Elle en est sortie avec la conclusion qu’il lui fallait ajouter une nouvelle formule d’activité qui lui permettra de tenir le coup jusqu’à ce que ses deux modèles commerciaux, imaginés dès le départ (vente d’une solution électronique aux maisons de repos et partenariat avec des opérateurs télécoms pour une solution utilisable à domicile) puissent se concrétiser. En cause: des délais de concrétisation de partenariats, surtout du côté opérateurs telco, plus longs que prévu.
En début d’année, Neveo levait 400.000 euros: 150.000 venant de deux business angels et du fonds privé LeanFund et 250.000 libérés par le fonds public W.IN.G mais selon un schéma d’échelonnement des versements. La libération du solde (100.000 euros) dépendra en effet de la signature de contrats. Histoire de prouver que le scénario est viable.

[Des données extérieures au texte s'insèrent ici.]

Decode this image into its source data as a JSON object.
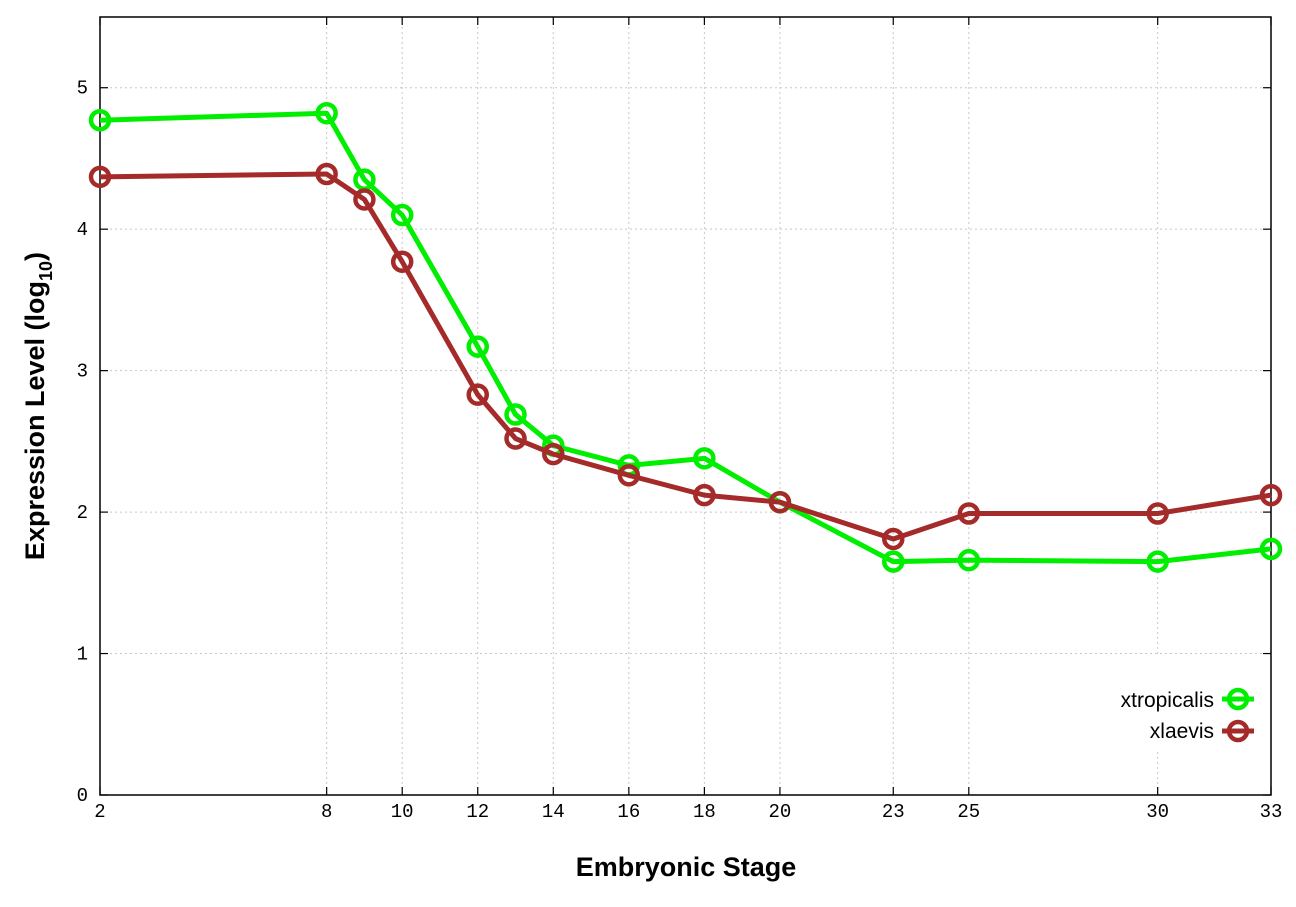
{
  "chart_data": {
    "type": "line",
    "xlabel": "Embryonic Stage",
    "ylabel": {
      "main": "Expression Level (log",
      "sub": "10",
      "close": ")"
    },
    "x": [
      2,
      8,
      9,
      10,
      12,
      13,
      14,
      16,
      18,
      20,
      23,
      25,
      30,
      33
    ],
    "x_ticks": [
      "2",
      "8",
      "10",
      "12",
      "14",
      "16",
      "18",
      "20",
      "23",
      "25",
      "30",
      "33"
    ],
    "y_ticks": [
      "0",
      "1",
      "2",
      "3",
      "4",
      "5"
    ],
    "ylim": [
      0,
      5.5
    ],
    "grid": true,
    "legend_position": "bottom-right",
    "series": [
      {
        "name": "xtropicalis",
        "color": "#00ee00",
        "values": [
          4.77,
          4.82,
          4.35,
          4.1,
          3.17,
          2.69,
          2.47,
          2.33,
          2.38,
          2.07,
          1.65,
          1.66,
          1.65,
          1.74
        ]
      },
      {
        "name": "xlaevis",
        "color": "#a52a2a",
        "values": [
          4.37,
          4.39,
          4.21,
          3.77,
          2.83,
          2.52,
          2.41,
          2.26,
          2.12,
          2.07,
          1.81,
          1.99,
          1.99,
          2.12
        ]
      }
    ]
  }
}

Quelques mois plus tard, on comprend mieux la prudence affichée par le comité d’investissement de W.IN.G. Neveo, en fait, s’est rendue compte que l’adoption de sa solution exige des délais de négociation parfois longs avec les clients potentiels. Que ce soit des clients directs, comme par exemple les maisons de repos, ou – plus encore – les clients qui deviendront en fait des intermédiaires, prescripteurs et/ou distributeurs de sa solution. Plus particulièrement les opérateurs télécom par lesquels il lui faudra passer pour déployer la version domicile de sa solution.

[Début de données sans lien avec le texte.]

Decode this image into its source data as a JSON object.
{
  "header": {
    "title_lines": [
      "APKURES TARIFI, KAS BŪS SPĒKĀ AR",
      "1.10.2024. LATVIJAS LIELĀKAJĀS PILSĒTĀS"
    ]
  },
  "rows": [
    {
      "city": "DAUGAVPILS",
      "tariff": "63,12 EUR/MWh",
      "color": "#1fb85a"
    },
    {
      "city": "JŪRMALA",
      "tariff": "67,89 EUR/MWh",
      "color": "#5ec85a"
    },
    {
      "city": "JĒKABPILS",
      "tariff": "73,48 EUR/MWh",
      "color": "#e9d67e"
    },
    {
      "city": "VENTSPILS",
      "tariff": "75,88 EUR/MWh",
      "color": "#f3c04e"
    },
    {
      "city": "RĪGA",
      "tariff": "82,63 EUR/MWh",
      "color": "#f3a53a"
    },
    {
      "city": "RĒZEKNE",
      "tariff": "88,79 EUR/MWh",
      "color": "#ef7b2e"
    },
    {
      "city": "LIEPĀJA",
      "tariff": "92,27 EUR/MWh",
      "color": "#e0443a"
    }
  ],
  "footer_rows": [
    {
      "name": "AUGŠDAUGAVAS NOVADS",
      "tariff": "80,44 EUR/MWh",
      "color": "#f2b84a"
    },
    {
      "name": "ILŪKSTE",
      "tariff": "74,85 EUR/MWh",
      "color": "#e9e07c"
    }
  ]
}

Certes, de premiers contrats ont été passés avec quelques propriétaires de maisons de repos (en Wallonie mais aussi en France). La solution est désormais déployées dans quelque 30 maisons de repos, côté Belgique francophone, mais cela ne suffit pas à alimenter la croissance ou simplement la rentabilité.
Les négociations avec les opérateurs en sont encore dans une phase préliminaire, avec quelques démos-test. Mais rien ne devrait se concrétiser avant minimum 9 mois.
Pour survivre à cette phase de lent démarrage commercial, la start-up a donc imaginé une solution intermédiaire, qui permette de prodiguer les mêmes services aux personnes âgées résidant dans des maisons de repos mais sans impliquer la (lente) vente de la solution numérique.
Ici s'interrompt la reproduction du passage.